Kosovar stoppen nicht die Gewalt: 46 Gewaltfälle haben das Amt für Schutz und Schutz von Opfern angesprochen

Sechszig Fälle von häuslicher Gewalt wurden vom Büro für Schutz und Schutz von Opfern behandelt, während 21 von ihnen an den Gerichtshof geschickt wurden. Dies wurde bestätigt, Basri Kastrati, Leiter des Büros für Schutz und Hilfe von Opfern unter dem Amt des Obersten Staatsanwalts.

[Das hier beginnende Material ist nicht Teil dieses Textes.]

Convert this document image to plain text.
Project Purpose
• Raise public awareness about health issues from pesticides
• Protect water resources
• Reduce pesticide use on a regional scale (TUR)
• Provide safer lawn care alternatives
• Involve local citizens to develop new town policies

In einem Interview für Online Economy, [...]
Dies wurde bestätigt, Basri Kastrati, Leiter des Büros für Schutz und Hilfe von Opfern unter dem Amt des Obersten Staatsanwalts.
In einem Interview mit Online Economics sagt Kastrati, dass wegen der Situation mit der Coronavirus-Pandemie nur Notfallfälle behandelt werden.
Wenn wir die Statistiken in diesen zwei Wochen der Pandemie im Büro betrachten, und wir haben in der Regel die Entscheidung des Ministeriums für Gesundheit und des Instituts für Internationale Gesundheit enthalten, haben die Verteidiger der Opfer 24 Stunden lang betreut, und die Notfälle, die ausgestellt wurden, und die Gerichte wurden in diesen zwei Wochen verfolgt”.
“... Wir haben insgesamt 46 Fälle, 45 häusliche Gewaltfälle und ein Fall von Vergewaltigung, von denen nach Gericht gegangen sind. Wir unterstützen auch andere Werke, aber wegen unserer Pandemie behandeln wir nur die dringenden”, betont Kastrati.
Der “Zyra zum Schutz der Opfer wie gewohnt ist Teil des Obersten Staatsanwalts mit exklusiven Mandaten, Opfer im Strafrechtssystem des Kosovo zu vertreten. Von Jahr zu Jahr haben wir Fälle von häuslicher Gewalt”.
Als Reaktion auf dieses Phänomen sagt Kastrati, dass 313 Fälle von häuslicher Gewalt gewesen sind, von insgesamt 1,562.
“Wenn wir die letzten drei Jahre vergleichen, besonders in den letzten zwei Jahren, haben wir schätzungsweise 300 weitere Fälle und von 162 insgesamt Fälle, etwa 313 Fälle häuslicher Gewalt. Dies zeigt die Hingabe der Institutionen und das Vertrauen der Opfer in diese Institutionen, aber gleichzeitig das Bewusstsein der Bürger, Hilfe von unseren” Büros zu suchen, fügte Kastrati hinzu.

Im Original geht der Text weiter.